Towards deterministic network diagnosis

Internet fault diagnosis is important to end users, overlay network service providers (like Akamai), and Internet service providers (ISPs). For example, with Internet fault diagnosis tools, users can choose more reliable ISPs. However, The modern Internet is heterogeneous and largely unregulated, which renders the Internet diagnosis an increasingly challenging problem. Though several router-based Internet diagnosis tools have been proposed [1, 2], these tools generally need special support from routers. For example, Tulip [1] requires the routers to support continuous IP-ID for generated ICMP packets. Also these ICMP-based tools are subject to ICMP rate limiting and are sensitive to crosstraffic.
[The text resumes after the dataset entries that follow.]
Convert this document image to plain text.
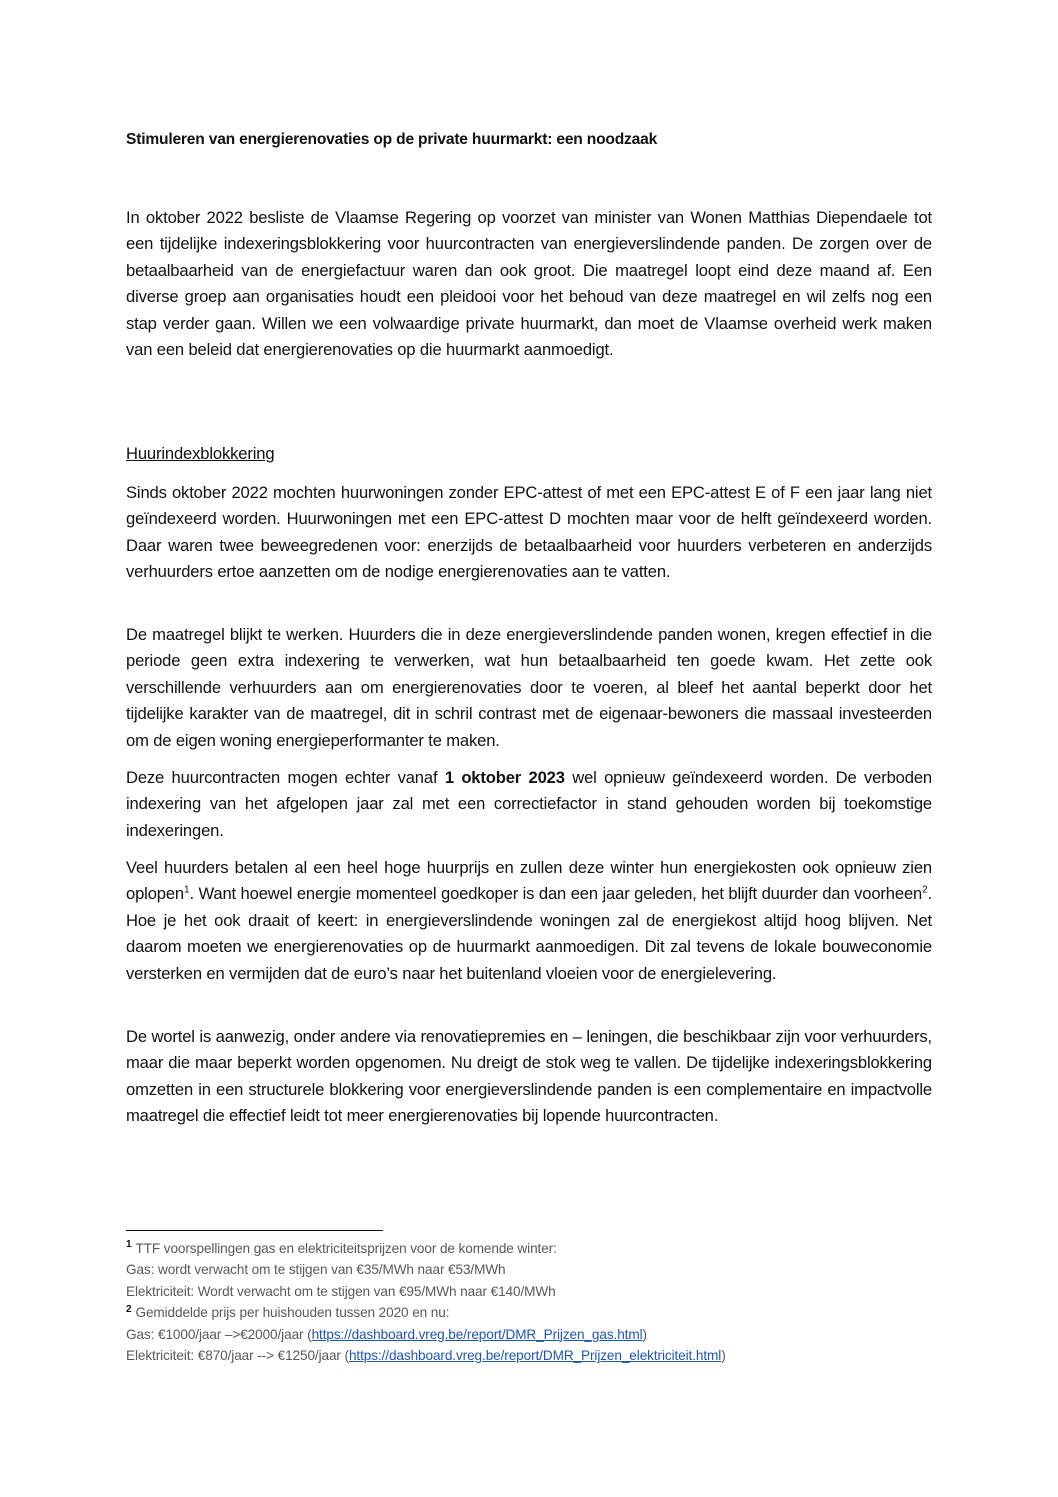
Stimuleren van energierenovaties op de private huurmarkt: een noodzaak
In oktober 2022 besliste de Vlaamse Regering op voorzet van minister van Wonen Matthias Diependaele tot een tijdelijke indexeringsblokkering voor huurcontracten van energieverslindende panden. De zorgen over de betaalbaarheid van de energiefactuur waren dan ook groot. Die maatregel loopt eind deze maand af. Een diverse groep aan organisaties houdt een pleidooi voor het behoud van deze maatregel en wil zelfs nog een stap verder gaan. Willen we een volwaardige private huurmarkt, dan moet de Vlaamse overheid werk maken van een beleid dat energierenovaties op die huurmarkt aanmoedigt.
Huurindexblokkering
Sinds oktober 2022 mochten huurwoningen zonder EPC-attest of met een EPC-attest E of F een jaar lang niet geïndexeerd worden. Huurwoningen met een EPC-attest D mochten maar voor de helft geïndexeerd worden. Daar waren twee beweegredenen voor: enerzijds de betaalbaarheid voor huurders verbeteren en anderzijds verhuurders ertoe aanzetten om de nodige energierenovaties aan te vatten.
De maatregel blijkt te werken. Huurders die in deze energieverslindende panden wonen, kregen effectief in die periode geen extra indexering te verwerken, wat hun betaalbaarheid ten goede kwam. Het zette ook verschillende verhuurders aan om energierenovaties door te voeren, al bleef het aantal beperkt door het tijdelijke karakter van de maatregel, dit in schril contrast met de eigenaar-bewoners die massaal investeerden om de eigen woning energieperformanter te maken.
Deze huurcontracten mogen echter vanaf 1 oktober 2023 wel opnieuw geïndexeerd worden. De verboden indexering van het afgelopen jaar zal met een correctiefactor in stand gehouden worden bij toekomstige indexeringen.
Veel huurders betalen al een heel hoge huurprijs en zullen deze winter hun energiekosten ook opnieuw zien oplopen$^1$. Want hoewel energie momenteel goedkoper is dan een jaar geleden, het blijft duurder dan voorheen$^2$. Hoe je het ook draait of keert: in energieverslindende woningen zal de energiekost altijd hoog blijven. Net daarom moeten we energierenovaties op de huurmarkt aanmoedigen. Dit zal tevens de lokale bouweconomie versterken en vermijden dat de euro’s naar het buitenland vloeien voor de energielevering.
De wortel is aanwezig, onder andere via renovatiepremies en – leningen, die beschikbaar zijn voor verhuurders, maar die maar beperkt worden opgenomen. Nu dreigt de stok weg te vallen. De tijdelijke indexeringsblokkering omzetten in een structurele blokkering voor energieverslindende panden is een complementaire en impactvolle maatregel die effectief leidt tot meer energierenovaties bij lopende huurcontracten.
$^1$ TTF voorspellingen gas en elektriciteitsprijzen voor de komende winter:
Gas: wordt verwacht om te stijgen van €35/MWh naar €53/MWh
Elektriciteit: Wordt verwacht om te stijgen van €95/MWh naar €140/MWh
$^2$ Gemiddelde prijs per huishouden tussen 2020 en nu:
Gas: €1000/jaar –>€2000/jaar (https://dashboard.vreg.be/report/DMR_Prijzen_gas.html)
Elektriciteit: €870/jaar --> €1250/jaar (https://dashboard.vreg.be/report/DMR_Prijzen_elektriciteit.html)
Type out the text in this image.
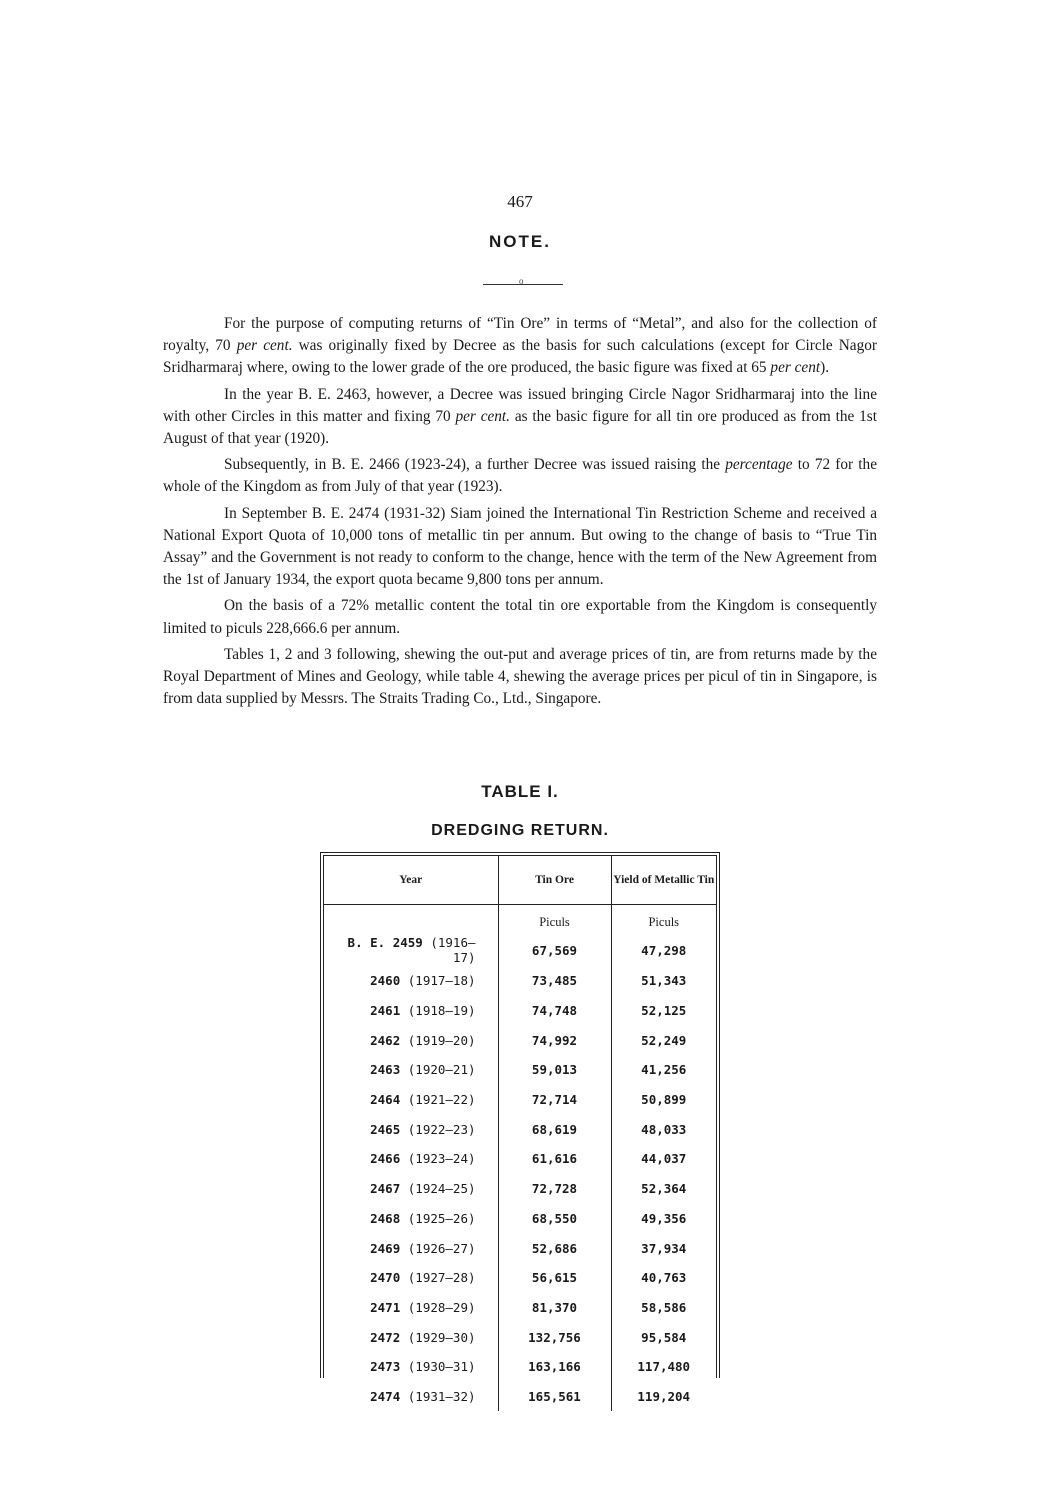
467
NOTE.
o

For the purpose of computing returns of “Tin Ore” in terms of “Metal”, and also for the collection of royalty, 70 per cent. was originally fixed by Decree as the basis for such calculations (except for Circle Nagor Sridharmaraj where, owing to the lower grade of the ore produced, the basic figure was fixed at 65 per cent).

In the year B. E. 2463, however, a Decree was issued bringing Circle Nagor Sridharmaraj into the line with other Circles in this matter and fixing 70 per cent. as the basic figure for all tin ore produced as from the 1st August of that year (1920).

Subsequently, in B. E. 2466 (1923-24), a further Decree was issued raising the percentage to 72 for the whole of the Kingdom as from July of that year (1923).

In September B. E. 2474 (1931-32) Siam joined the International Tin Restriction Scheme and received a National Export Quota of 10,000 tons of metallic tin per annum. But owing to the change of basis to “True Tin Assay” and the Government is not ready to conform to the change, hence with the term of the New Agreement from the 1st of January 1934, the export quota became 9,800 tons per annum.

On the basis of a 72% metallic content the total tin ore exportable from the Kingdom is consequently limited to piculs 228,666.6 per annum.

Tables 1, 2 and 3 following, shewing the out-put and average prices of tin, are from returns made by the Royal Department of Mines and Geology, while table 4, shewing the average prices per picul of tin in Singapore, is from data supplied by Messrs. The Straits Trading Co., Ltd., Singapore.

TABLE I.
DREDGING RETURN.
Year	Tin Ore	Yield of Metallic Tin
	Piculs	Piculs
B. E. 2459 (1916–17)	67,569	47,298
2460 (1917–18)	73,485	51,343
2461 (1918–19)	74,748	52,125
2462 (1919–20)	74,992	52,249
2463 (1920–21)	59,013	41,256
2464 (1921–22)	72,714	50,899
2465 (1922–23)	68,619	48,033
2466 (1923–24)	61,616	44,037
2467 (1924–25)	72,728	52,364
2468 (1925–26)	68,550	49,356
2469 (1926–27)	52,686	37,934
2470 (1927–28)	56,615	40,763
2471 (1928–29)	81,370	58,586
2472 (1929–30)	132,756	95,584
2473 (1930–31)	163,166	117,480
2474 (1931–32)	165,561	119,204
In contrast, many recently-developed tools for Internet Tomography use signal processing and statistical approaches to infer link level properties [3, 4, 5, 6] or shared congestion [7] based on end-to-end measurements of IP routing paths. The advantage of statistical inference is their fine diagnosis granularity, i.e., they infer the property of each virtual link (a consecutive subpath of an IP path with no branches [5]). However, the accuracy of the predicted link properties is subject to uncertainty in the model assumptions. Since true multicast does not exist in the Internet, many mulitcast-based tomography approaches [3, 4] have to use unicast for approximation, such as [8] and [9]. Thus the accuracy of the probe measurements heavily depends on the cross traffic in the network, and there is no guarantee of their accuracy.